You might be right that the least-cost way to fight climate change is to reduce carbon emissions, but if you happen to be wrong...
Let's go through the logic of this perspective:
- Economic activity can lead to carbon emissions. The activity is good, but the emissions are not.
- Cutting emissions means cutting economic activity, which impacts our way of life, and that is bad.
- Instead of cutting emissions, we should use the wealth generated from economic activity to overcome the adverse impacts of global warming.
- In other words, if we get rich fast enough, our overall situation will improve, even as we damage the planet.
- I think that prevention is better than adaption/mitigation, e.g., it's easier to prevent than clean up an oil spill.
- We don't know the impacts of global warming, so perhaps it's better to prevent it (the precautionary principle).
- We can practice both prevention and adaption.

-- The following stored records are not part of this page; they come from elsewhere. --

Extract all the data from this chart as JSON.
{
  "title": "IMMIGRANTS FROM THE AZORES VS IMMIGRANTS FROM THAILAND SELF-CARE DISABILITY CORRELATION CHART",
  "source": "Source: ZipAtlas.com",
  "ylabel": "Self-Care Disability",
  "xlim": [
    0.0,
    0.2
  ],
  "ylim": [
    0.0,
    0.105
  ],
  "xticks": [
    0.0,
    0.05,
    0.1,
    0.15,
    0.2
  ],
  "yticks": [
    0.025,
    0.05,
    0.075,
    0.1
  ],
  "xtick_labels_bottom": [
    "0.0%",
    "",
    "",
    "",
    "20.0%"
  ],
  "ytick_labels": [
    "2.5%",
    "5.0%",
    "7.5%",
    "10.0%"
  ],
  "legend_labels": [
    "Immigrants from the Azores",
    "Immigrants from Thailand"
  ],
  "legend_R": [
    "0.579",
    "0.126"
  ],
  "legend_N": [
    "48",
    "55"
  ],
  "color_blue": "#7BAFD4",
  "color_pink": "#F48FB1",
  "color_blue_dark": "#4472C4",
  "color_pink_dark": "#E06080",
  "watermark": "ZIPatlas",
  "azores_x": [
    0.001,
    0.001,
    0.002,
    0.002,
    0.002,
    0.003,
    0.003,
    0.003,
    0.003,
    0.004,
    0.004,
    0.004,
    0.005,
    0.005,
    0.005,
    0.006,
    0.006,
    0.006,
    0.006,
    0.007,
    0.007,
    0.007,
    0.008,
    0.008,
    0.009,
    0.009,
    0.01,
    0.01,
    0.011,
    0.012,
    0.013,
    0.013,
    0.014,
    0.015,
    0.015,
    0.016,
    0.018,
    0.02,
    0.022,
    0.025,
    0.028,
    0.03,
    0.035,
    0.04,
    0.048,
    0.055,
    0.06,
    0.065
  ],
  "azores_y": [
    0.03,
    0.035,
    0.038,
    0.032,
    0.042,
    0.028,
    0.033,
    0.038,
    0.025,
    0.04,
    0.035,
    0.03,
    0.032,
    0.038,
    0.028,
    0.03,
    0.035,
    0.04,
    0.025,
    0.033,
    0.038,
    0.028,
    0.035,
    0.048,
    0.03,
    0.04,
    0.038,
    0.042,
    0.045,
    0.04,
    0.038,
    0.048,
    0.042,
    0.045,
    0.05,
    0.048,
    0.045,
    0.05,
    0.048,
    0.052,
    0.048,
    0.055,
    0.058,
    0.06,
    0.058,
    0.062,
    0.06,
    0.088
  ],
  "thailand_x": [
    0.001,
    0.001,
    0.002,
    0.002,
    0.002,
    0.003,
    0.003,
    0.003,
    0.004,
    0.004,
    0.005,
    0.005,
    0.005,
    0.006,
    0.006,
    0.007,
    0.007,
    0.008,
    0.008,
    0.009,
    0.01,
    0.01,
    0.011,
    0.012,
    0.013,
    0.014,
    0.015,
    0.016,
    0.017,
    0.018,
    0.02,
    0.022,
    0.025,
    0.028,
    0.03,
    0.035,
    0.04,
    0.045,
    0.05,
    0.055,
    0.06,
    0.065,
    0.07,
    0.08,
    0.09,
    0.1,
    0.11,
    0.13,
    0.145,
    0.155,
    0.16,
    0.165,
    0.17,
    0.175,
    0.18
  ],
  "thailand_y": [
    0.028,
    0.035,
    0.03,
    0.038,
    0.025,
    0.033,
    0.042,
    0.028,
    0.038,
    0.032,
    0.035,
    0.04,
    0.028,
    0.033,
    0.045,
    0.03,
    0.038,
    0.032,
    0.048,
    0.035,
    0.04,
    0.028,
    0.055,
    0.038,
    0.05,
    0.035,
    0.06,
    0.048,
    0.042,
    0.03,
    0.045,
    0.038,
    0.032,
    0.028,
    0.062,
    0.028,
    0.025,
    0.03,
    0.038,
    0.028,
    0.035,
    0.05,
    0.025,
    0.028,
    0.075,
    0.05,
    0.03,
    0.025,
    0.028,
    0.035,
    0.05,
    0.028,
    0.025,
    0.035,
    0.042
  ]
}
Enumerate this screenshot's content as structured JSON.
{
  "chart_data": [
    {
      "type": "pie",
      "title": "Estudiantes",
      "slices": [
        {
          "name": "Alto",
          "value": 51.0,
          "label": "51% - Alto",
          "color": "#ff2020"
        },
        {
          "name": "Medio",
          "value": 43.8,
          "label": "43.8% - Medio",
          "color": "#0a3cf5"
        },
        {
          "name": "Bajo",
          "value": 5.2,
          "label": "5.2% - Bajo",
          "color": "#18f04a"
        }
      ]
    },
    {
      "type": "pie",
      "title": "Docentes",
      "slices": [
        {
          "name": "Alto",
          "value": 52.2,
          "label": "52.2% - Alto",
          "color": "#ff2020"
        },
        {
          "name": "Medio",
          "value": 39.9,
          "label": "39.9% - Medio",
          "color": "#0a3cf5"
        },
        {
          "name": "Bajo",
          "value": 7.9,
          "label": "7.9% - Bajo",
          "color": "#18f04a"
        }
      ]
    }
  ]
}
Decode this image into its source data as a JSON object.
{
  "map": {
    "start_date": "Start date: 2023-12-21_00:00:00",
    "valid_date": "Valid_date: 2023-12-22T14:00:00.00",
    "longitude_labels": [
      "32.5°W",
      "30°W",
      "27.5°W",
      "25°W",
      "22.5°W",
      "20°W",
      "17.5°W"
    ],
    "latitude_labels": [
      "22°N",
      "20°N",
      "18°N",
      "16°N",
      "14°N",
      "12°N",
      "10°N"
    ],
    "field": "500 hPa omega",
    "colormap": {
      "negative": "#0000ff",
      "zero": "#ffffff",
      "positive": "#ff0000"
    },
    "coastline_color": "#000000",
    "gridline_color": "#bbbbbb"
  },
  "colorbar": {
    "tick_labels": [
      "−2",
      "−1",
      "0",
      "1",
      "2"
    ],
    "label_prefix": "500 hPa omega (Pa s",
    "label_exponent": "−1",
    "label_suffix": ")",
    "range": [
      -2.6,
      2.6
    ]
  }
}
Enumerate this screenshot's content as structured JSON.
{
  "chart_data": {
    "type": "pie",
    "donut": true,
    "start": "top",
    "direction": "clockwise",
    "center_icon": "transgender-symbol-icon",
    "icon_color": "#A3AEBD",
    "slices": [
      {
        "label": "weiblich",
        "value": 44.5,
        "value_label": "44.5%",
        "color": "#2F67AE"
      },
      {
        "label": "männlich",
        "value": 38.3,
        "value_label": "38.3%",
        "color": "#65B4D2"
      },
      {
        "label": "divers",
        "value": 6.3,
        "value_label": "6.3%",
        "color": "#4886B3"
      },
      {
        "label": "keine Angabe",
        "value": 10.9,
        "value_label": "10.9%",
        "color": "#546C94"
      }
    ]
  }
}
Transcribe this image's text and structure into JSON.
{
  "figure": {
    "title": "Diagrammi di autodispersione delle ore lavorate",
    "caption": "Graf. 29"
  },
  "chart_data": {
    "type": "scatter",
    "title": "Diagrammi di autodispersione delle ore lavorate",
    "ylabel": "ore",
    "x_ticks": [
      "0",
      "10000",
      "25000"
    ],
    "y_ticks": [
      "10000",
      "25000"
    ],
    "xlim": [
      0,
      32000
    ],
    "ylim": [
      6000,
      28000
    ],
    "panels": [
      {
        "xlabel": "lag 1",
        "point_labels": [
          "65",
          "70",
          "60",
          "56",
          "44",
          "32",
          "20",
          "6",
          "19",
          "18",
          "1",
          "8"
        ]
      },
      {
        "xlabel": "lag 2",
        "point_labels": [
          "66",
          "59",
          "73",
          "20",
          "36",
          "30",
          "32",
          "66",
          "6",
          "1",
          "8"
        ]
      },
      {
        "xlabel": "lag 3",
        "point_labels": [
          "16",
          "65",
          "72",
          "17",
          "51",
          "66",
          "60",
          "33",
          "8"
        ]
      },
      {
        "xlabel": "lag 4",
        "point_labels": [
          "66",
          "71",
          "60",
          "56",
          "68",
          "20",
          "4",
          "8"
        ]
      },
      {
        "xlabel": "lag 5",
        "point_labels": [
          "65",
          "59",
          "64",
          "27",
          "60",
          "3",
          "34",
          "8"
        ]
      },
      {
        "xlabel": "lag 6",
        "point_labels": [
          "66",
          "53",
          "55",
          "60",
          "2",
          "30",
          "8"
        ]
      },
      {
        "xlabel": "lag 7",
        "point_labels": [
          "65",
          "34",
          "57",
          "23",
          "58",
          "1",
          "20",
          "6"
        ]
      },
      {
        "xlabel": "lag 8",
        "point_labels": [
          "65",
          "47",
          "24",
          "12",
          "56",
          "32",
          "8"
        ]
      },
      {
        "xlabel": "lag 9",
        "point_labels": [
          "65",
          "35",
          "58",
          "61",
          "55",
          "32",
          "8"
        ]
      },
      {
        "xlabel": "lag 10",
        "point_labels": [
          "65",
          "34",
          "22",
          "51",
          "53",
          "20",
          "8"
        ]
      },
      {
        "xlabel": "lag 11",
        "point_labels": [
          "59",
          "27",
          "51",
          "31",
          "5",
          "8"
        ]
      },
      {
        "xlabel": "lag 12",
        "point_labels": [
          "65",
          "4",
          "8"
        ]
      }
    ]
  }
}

There's no need to choose between them.
- We (rich people) will be able to adapt because we have wealth and power, but the effects of global warming are much broader. What about poor people in developing countries (e.g., Bangladesh) who cannot adapt? What about flora and fauna that will suffer greater damage if we shift our emphasis from prevention to mitigation? It's distinctly possible that adverse impacts on these populations will lead to far worse consequences for us. We share one world, after all.